On 09/02/15 01:23, Ajay Talati wrote:
> Hey Alejandro,
>
> sorry for the late reply - my computers running slow - here's my run
> upto 102 epochs - with training epsilon = 0.05.
>
Looks good, learning faster than my run. Thanks for testing it!
> It seems initializing the network with sd 0.02, gives a small
> performance improvement, especially in the early learning epochs?
>
I don't know really, I haven't done any comparisons.

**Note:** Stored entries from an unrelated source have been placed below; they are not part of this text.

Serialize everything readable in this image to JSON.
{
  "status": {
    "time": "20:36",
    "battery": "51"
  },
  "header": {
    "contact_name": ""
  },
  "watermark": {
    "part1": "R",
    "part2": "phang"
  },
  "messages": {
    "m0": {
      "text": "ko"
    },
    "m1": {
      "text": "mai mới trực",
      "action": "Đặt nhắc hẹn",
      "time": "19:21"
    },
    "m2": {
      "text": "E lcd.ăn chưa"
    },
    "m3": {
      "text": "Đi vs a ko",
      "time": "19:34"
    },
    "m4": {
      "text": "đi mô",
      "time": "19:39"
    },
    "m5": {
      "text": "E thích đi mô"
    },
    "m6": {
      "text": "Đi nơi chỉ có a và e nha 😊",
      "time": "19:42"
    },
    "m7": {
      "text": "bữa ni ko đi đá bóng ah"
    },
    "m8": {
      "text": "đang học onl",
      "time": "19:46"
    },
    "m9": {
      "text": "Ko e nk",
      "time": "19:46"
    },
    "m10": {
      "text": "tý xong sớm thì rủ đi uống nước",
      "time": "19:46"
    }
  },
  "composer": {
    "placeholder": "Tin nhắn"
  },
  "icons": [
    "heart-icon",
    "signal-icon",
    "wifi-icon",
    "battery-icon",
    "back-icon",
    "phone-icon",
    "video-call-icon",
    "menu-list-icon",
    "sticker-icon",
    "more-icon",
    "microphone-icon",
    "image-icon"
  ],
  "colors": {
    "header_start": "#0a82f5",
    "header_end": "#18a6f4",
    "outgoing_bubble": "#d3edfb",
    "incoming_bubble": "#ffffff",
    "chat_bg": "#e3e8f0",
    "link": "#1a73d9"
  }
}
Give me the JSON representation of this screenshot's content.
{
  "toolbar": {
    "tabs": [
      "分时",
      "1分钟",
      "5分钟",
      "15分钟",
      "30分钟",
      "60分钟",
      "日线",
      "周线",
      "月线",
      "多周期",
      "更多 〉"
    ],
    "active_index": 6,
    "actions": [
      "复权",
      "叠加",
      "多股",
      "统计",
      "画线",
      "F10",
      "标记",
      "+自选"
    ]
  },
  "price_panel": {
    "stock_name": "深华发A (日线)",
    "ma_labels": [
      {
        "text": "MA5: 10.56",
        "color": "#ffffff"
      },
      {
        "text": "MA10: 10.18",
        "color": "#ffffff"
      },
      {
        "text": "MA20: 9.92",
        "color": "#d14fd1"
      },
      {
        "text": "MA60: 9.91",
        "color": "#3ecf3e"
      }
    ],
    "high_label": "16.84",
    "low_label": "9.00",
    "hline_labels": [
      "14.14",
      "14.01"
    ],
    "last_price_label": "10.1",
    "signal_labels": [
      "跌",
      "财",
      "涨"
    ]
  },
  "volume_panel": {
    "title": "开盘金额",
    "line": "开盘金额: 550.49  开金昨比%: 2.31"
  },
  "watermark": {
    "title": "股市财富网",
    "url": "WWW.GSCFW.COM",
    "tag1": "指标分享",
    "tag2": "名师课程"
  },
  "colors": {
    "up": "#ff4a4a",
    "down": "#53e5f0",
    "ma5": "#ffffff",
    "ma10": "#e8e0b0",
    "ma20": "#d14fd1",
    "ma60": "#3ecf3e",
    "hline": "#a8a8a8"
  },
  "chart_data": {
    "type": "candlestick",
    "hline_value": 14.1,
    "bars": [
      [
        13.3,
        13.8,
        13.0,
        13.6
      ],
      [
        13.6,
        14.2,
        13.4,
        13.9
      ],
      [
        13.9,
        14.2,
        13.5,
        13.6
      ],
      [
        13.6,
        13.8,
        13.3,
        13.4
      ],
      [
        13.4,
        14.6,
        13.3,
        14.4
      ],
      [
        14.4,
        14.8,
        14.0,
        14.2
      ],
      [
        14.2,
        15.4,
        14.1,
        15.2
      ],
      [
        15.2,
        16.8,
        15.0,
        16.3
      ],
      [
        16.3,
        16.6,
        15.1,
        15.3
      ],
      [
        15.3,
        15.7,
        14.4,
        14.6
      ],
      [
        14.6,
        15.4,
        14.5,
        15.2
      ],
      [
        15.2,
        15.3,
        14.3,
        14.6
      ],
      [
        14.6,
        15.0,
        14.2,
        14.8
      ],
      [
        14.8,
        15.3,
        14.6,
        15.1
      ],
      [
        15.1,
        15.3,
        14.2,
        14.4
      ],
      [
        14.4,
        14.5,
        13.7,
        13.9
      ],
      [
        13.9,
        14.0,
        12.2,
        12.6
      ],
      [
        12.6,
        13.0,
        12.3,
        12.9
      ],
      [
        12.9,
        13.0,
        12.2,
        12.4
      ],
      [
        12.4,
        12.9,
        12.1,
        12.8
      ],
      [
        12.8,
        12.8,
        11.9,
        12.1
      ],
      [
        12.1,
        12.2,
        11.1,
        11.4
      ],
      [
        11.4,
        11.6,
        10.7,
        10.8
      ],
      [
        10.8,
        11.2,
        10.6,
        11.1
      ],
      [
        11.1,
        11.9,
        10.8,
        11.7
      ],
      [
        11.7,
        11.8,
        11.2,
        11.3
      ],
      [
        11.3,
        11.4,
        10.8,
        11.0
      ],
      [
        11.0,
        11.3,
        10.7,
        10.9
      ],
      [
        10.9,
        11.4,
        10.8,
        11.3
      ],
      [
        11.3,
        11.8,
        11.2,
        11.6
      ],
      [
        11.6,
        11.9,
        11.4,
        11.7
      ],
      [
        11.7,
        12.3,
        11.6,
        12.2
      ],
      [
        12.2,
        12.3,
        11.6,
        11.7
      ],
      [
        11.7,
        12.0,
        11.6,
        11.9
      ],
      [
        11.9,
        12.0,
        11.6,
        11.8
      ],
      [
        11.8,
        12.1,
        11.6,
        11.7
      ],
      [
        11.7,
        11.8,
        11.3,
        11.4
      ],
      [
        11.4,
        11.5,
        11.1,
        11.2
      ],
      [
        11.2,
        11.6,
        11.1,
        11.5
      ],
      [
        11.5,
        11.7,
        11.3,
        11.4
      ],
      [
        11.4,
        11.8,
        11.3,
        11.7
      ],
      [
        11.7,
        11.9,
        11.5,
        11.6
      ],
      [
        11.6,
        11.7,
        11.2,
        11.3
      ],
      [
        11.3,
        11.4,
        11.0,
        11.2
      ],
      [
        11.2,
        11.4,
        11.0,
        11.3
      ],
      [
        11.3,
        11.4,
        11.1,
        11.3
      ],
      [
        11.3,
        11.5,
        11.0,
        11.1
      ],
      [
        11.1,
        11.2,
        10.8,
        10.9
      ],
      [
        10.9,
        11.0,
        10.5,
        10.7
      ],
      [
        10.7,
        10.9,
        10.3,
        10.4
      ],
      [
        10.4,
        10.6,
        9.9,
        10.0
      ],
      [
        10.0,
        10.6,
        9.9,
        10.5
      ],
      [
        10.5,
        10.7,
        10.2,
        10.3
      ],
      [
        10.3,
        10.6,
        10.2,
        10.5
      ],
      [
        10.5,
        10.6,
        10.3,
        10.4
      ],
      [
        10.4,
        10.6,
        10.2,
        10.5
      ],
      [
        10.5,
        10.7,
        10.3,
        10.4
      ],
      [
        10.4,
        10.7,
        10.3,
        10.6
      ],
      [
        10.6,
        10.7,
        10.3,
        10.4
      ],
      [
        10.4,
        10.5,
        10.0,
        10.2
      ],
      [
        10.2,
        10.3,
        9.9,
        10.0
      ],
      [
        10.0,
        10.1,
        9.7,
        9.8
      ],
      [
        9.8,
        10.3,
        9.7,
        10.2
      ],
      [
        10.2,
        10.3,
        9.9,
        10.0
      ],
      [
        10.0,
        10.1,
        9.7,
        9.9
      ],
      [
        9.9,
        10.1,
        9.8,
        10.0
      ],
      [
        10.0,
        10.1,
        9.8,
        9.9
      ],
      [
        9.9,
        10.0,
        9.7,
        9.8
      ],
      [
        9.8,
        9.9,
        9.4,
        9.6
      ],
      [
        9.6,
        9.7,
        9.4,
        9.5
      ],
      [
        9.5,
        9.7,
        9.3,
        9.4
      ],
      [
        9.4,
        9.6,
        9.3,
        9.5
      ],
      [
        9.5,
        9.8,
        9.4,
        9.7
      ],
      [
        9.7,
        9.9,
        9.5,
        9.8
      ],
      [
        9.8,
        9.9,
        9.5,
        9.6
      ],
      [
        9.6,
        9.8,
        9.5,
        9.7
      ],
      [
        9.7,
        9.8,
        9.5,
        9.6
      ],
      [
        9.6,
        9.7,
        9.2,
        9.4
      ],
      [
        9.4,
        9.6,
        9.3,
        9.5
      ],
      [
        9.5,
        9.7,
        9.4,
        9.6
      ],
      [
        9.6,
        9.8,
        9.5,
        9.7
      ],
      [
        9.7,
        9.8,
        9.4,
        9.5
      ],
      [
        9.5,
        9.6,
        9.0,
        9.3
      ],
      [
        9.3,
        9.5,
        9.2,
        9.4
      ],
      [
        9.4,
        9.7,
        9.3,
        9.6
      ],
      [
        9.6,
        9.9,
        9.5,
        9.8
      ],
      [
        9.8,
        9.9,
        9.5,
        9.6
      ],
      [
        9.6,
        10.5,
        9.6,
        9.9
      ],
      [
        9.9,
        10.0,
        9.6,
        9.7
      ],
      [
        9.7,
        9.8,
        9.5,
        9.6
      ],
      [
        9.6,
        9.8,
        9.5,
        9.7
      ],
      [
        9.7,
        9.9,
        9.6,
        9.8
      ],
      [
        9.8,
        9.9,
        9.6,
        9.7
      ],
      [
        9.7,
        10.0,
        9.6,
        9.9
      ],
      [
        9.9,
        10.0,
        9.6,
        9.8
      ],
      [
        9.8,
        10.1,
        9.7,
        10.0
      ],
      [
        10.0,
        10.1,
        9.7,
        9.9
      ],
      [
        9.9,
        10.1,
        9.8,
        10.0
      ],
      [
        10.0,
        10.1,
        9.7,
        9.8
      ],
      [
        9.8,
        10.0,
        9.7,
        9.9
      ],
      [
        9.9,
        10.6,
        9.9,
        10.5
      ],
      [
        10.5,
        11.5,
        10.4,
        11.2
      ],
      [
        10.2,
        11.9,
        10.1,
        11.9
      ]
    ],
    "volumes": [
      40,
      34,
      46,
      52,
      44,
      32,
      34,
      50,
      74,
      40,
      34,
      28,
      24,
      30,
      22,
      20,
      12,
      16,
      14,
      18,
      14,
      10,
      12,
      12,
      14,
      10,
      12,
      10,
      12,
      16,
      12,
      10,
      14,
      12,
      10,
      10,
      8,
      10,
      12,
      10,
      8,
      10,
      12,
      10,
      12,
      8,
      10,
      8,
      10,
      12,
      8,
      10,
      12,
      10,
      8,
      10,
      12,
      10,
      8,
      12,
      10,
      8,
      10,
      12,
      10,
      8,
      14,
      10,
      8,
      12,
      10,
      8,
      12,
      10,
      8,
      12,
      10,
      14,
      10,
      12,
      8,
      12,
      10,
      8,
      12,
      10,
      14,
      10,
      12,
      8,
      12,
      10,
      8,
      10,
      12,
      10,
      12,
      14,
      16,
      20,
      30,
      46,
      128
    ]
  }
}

> The wrapper's a great idea/tool !!! I'm looking forward to trying it out
> later on - thanks a lot for making it available to us :)
>
> What are your current interests?
>
> a) fiddling with the screen/observations/network inputs, and network
> initialization, and the stochastic optimizer? Slow to experiment with !!!
> b) fiddling with the RL parameters, discount and epsilon stuff?
>
> Fiddling with a) is what I'll try and make some progress on :))))
>
I don't currently have much time for proper thinking, which is why I'm
doing just enough to keep the GPU busy. I'm going to tweak the discount
rate and try some other games for now. I haven't seen it learn much on
anything other than pong and breakout, although there was definitely
some learning going on in enduro. Mainly try to give Nathan data for him
to be able to tell what's working and what's not. (I also just enjoy
watching it play)
Once all the results from the DeepMind paper are replicated, there are
some simple ideas that I'd like to test (variable discount rate, deeper
network, context-sensitive epsilon). Also, getting it to use the cuDNN
code might be helpful and shouldn't be too hard.